2 Antworten auf „Schuldenschnitt gelungen – Griechenland gerettet?“

  1. Jetzt haben also Banken und Finanzwirtschaft zuerst ihre Griechenland-Bonds auf 20 bis 24% des Nominalwertes per 31.12.2011 abgewertet und damit kräftig Steuern gespart.
    Inzwischen bekamen sie die Umtauschanleihen, die etwa 43% des ursprünglichen Nominals entsprechen. Das erhöht natürlich den Gewinn im Geschäftsjahr 2012.

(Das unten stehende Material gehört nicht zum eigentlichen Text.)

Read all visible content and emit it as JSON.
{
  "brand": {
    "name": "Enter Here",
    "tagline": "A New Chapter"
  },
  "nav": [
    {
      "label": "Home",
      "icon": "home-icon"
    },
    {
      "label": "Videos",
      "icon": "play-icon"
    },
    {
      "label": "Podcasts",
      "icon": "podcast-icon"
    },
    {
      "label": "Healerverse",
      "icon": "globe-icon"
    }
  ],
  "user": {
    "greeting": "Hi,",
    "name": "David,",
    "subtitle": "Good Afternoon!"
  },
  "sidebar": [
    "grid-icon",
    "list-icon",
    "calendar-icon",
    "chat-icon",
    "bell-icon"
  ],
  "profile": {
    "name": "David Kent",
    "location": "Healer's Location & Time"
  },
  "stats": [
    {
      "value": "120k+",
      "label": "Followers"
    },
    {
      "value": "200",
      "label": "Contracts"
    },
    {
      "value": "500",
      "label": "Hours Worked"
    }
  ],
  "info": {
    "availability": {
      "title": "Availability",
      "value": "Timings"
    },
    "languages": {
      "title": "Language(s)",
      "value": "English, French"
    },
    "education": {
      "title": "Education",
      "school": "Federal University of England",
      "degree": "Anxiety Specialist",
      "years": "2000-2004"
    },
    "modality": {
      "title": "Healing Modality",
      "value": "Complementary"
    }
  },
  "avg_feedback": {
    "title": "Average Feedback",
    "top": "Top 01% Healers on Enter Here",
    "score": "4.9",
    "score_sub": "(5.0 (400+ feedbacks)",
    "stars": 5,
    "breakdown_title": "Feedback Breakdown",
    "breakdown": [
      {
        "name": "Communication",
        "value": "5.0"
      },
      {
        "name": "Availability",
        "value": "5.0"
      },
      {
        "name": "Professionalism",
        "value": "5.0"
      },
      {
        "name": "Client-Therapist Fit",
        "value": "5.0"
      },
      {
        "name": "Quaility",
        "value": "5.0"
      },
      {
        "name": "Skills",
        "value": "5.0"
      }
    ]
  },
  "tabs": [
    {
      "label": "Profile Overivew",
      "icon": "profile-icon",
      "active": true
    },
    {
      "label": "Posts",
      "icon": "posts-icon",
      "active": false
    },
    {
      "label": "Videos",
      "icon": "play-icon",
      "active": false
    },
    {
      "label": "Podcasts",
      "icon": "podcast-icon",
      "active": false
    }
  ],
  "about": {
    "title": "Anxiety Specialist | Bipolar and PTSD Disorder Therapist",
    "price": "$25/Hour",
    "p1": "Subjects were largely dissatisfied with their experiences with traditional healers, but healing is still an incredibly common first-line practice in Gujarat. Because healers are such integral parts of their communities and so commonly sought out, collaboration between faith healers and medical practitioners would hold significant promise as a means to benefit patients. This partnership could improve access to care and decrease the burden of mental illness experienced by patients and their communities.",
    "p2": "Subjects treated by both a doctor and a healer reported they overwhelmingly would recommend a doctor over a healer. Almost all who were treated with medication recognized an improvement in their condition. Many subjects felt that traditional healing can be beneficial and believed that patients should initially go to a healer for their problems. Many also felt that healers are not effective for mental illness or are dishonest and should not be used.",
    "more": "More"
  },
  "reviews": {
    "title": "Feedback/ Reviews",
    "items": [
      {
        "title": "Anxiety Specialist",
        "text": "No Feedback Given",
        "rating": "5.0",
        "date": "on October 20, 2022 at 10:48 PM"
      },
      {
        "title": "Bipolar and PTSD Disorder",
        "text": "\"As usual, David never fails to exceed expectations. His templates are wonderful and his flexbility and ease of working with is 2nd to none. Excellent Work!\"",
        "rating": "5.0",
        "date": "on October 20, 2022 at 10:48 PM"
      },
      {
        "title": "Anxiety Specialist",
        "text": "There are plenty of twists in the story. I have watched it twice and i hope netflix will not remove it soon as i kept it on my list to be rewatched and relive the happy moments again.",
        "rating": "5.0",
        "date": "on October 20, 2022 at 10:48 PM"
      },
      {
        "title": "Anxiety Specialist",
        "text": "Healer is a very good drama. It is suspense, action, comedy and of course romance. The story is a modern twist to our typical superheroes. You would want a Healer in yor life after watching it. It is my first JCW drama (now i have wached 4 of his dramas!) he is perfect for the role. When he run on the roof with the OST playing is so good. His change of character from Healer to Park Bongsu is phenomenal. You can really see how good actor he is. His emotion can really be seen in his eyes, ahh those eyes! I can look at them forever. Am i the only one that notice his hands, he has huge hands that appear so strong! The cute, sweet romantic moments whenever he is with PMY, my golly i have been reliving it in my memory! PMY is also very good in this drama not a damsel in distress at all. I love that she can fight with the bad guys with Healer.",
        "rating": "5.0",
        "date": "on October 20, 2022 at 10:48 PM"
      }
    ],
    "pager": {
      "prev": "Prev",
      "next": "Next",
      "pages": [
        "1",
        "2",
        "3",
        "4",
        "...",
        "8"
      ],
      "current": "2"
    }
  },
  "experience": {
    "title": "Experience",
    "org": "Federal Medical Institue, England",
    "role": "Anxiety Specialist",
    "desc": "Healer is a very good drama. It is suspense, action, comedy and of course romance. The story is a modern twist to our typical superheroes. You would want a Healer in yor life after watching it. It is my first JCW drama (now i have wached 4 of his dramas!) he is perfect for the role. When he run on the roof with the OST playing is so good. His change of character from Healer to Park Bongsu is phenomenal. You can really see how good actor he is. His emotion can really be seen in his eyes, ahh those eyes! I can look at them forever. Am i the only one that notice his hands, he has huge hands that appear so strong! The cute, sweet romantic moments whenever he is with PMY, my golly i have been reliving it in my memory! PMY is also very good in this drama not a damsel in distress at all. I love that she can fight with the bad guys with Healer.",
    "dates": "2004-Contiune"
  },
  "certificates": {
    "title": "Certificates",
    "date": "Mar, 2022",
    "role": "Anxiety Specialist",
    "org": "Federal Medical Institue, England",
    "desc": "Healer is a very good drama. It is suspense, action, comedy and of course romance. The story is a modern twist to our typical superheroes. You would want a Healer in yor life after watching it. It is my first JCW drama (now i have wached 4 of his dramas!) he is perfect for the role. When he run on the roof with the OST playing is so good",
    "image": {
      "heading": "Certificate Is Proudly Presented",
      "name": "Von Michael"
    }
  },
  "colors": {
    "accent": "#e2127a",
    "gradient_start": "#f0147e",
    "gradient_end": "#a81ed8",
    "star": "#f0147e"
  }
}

    Und hatte die Bank auch noch eine Kreditversicherung, einen CDS auf Griechen-Bonds, dann bekommen sie hieraus auch noch mal 78,5% des Nominals. – Clever gemacht Banker! Da hat Herr Ackermann gut verhandelt.
    Haben die beteiligten Politiker diese Art der Griechenland-Gewinne nicht vorher erkannt? Oder wollten sie den Banken was Gutes tun, zulasten der Steuerzahler?

    Bleibt noch eine Frage, warum haben unsere deutschen, auch EU Banken viele dieser Papiere vorher an Amerikaner verkauft, die nun das Schnäppchen machen?